Helmand Province, Afghanistan October, 2009
Captain Thomas Forsyth joined the army when he was seventeen. Ability and talent got him to Sandhurst; leadership in the field got him to a war. An IED got him listed as an amputee.
“Simply being discharged from National Health Service care had been my overwhelming aim for weeks, without any thought or reason as to what was to come next. I was like a man released from prison who stands outside the gates gulping down great breaths of fresh, free air without a care for the future.
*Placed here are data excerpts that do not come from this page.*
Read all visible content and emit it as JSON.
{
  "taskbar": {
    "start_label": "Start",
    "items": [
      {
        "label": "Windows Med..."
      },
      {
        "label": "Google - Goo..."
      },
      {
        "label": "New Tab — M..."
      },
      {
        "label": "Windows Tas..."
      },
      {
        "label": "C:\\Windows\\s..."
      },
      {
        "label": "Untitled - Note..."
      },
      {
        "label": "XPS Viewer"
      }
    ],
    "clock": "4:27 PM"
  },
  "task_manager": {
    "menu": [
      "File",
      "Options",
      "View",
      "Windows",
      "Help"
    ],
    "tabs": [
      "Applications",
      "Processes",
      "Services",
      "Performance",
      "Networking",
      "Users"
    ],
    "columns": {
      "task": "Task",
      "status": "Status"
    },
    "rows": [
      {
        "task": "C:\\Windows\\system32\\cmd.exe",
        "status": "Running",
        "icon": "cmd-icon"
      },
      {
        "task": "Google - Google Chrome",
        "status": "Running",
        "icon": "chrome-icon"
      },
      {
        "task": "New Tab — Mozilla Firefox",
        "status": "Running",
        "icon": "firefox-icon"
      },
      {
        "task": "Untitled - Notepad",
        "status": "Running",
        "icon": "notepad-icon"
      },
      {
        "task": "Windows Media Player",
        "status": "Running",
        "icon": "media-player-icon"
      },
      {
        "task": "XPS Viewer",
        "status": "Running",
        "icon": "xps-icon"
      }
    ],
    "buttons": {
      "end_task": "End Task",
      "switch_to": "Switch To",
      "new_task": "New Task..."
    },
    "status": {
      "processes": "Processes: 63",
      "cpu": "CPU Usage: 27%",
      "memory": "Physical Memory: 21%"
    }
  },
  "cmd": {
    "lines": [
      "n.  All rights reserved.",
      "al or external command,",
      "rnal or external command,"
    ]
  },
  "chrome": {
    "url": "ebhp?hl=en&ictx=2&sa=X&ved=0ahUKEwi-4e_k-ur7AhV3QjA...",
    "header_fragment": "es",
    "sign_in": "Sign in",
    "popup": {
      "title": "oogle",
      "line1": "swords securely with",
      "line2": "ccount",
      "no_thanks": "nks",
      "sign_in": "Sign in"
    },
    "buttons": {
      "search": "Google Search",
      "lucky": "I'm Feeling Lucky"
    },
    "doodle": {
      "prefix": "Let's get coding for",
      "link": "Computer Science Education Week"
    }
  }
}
Freedom was what mattered, not the nature of it”.
After four months of pain and infections that could have cost him his life, Tom Forsyth is discharged from the hospital with his state-of-the-art prosthesis and told to go home and recuperate and rest. Problem is Tom doesn’t have a home. He has never gotten along with his mother or her string of husbands (including his father). It was his relationship with her that drove him to the army and he never considered the prospects of civilian life. Like it or not, he doesn’t have any choice but to return to his mother’s home and to the stables that have made her one of the most successful horse trainers in England.
Josephine Kauri is no happier to see her son than he is to see her and, with little grace on either side, Tom moves back into the bedroom that he left fifteen years before. It is not long before Tom realizes that there is something very wrong going on at Kauri House Stables. His mother is being blackmailed. Not only must she pay an exhorbitant amount of money each week but she is being ordered to make sure that her horses, the favorites, lose in big races.
Tom makes it his mission to discover the identity of the blackmailer and to turn around the fortunes of Kauri House Stables. He is determined to ensure that his mother regains her reputation as one of the foremost winning trainers in the racing world. After fifteen years in the army, Tom has the skills to do it.
Dick Francis, with the assistance of his wife, Mary, and later with his son Felix, is the author of forty-four thrillers all of which have ties to horse racing. They are not about horses; they are about people who are involved in horse racing or who have even the most tangential relationship with the sport. Francis died in February, 2010 at the age of 89. It is to be hoped that Felix will continue his father’s legacy.